六道珍皇寺 建仁寺起居の禅画僧の南画

六道珍皇寺

 

建仁寺起居の禅画僧の南画

没後100年の節目に修復

 

臨済宗建仁寺派の六道珍皇寺(坂井田良宏住職)は、改元奉祝新元号を記念した「春の特別寺宝展」を4月27日から開催している。

特筆すべきは、明治、大正と建仁寺を拠点に活躍した南画の巨匠・藤村曽山画伯の遺作画が初公開されること。

藤村画伯は長野県南木曽町の出身で、大本山建仁寺塔頭の正伝永源寺の一室で起居して制作に勤しんだ。建仁寺4代管長の竹田黙雷師に参禅した。また住職の祖父に当たる仰山師が藤村画伯が中国にデッサン旅行をしたと伝え聞いたとの記録が残る。

今回、公開する襖画は六曲一双、中国寺院の山水図屏風。収蔵庫に保管されているのが十数年前に見つかり、藤村画伯の作品であることが確認されていた。

昨年、経年劣化による汚れ、染み、灰汁等の除去修復を専門の表具師に依頼。「傷みが激しく、駄目かもしれない」といわれたが、美しく仕上がった。

今回の公開に際し、画伯の作品を保管している他の塔頭寺院に呼び掛けたところ、「達磨絵図」2幅が出陳されることになり、遺作展として行うことになった。

作品だけでなく、画伯の人となりが、塔頭寺院の記録に残っている。
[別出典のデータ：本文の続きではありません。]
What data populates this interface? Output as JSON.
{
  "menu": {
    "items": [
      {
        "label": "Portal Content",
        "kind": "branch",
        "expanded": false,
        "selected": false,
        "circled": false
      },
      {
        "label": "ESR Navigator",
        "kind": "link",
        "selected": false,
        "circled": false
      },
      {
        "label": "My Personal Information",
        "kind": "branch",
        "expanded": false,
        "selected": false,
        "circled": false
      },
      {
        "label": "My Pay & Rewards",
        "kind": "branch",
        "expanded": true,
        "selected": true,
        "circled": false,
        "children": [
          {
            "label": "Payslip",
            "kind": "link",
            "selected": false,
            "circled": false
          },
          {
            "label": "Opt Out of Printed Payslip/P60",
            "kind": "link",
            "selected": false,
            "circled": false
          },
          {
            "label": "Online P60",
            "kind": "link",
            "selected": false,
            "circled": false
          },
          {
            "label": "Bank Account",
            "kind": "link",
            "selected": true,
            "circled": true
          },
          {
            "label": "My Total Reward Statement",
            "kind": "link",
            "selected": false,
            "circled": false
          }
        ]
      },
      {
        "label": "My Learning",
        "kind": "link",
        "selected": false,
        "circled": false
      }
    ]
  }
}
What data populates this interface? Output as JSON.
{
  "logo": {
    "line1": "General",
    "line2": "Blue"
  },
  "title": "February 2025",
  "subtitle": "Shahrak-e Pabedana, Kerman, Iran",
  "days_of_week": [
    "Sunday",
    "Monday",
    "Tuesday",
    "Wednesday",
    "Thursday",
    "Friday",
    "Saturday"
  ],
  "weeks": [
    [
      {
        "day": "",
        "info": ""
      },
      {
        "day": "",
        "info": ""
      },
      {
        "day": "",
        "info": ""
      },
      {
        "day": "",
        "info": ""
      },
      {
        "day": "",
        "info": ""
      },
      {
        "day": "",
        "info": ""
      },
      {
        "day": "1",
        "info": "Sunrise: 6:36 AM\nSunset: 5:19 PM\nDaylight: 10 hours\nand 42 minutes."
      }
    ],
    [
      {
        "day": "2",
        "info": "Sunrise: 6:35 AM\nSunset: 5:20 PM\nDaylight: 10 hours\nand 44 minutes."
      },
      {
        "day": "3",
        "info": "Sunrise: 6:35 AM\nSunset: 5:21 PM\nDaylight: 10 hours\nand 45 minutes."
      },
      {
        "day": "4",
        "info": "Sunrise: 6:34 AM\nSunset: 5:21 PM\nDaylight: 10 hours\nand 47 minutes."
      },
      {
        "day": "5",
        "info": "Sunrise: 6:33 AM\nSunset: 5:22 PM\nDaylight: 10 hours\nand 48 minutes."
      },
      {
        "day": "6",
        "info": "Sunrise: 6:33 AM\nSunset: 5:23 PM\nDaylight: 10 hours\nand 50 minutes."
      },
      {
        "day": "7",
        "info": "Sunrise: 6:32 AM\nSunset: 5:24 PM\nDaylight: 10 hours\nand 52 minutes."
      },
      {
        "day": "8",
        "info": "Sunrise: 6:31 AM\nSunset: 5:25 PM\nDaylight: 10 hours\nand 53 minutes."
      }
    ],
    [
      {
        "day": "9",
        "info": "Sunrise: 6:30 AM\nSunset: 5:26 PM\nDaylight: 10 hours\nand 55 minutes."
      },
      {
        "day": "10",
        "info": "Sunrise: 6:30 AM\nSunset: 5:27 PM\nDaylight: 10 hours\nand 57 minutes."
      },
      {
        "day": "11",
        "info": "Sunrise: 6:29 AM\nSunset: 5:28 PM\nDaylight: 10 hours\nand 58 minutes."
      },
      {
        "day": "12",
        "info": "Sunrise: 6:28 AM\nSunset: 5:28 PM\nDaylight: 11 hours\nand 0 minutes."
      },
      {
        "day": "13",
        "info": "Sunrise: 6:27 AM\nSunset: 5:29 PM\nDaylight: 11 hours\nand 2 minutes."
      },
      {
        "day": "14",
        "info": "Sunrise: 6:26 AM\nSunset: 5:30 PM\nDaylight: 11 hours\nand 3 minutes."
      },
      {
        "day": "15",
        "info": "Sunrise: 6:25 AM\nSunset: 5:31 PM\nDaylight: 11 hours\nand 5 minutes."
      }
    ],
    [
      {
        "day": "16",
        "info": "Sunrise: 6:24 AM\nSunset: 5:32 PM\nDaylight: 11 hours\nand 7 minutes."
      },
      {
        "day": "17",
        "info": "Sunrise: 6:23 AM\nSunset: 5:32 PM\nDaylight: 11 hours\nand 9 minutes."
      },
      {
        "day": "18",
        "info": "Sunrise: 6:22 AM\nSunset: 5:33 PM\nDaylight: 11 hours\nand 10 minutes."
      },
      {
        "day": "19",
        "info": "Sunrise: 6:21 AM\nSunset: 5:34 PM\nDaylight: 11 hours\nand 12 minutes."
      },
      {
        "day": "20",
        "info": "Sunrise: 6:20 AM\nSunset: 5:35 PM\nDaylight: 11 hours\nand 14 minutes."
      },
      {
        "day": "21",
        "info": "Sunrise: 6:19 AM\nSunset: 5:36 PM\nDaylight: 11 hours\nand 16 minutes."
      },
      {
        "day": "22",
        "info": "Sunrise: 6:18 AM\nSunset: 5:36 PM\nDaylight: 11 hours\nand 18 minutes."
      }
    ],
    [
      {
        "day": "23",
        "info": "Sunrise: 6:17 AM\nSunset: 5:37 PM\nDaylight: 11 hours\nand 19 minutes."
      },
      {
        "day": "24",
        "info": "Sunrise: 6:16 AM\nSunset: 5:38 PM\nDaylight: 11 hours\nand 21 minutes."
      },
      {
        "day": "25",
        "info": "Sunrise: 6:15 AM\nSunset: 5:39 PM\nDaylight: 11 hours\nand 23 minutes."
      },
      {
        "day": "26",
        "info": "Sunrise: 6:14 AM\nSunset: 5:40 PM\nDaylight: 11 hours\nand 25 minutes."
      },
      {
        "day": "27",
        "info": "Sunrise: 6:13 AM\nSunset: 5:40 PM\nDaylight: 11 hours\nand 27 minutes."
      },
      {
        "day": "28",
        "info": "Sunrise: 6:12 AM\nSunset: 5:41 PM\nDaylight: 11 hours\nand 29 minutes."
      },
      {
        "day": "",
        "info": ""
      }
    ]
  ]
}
無欲活淡で、展覧会への出品などを好まなかったために、画壇に名前は残っていないが、坂井田住職は「今は平和のため仏の力がますます必要。親しみやすい画などを通じて、多くの方に仏に触れる機会を得ていただきたい」と話し、仏教寺院ならではの特別展となっている。さらに「将来、塔頭寺院同士で宝物を貸し借りして藤村画伯展を行うきっかけにもなった」と、今後の展開についても話した。

期間は5月6日まで。併せて、世界中の人々にとって「令和」の世が、戦争や天変地異、災禍のない平和で安寧な時代となることを願って、本尊である「薬師如来坐像」(重文)を特別開帳する。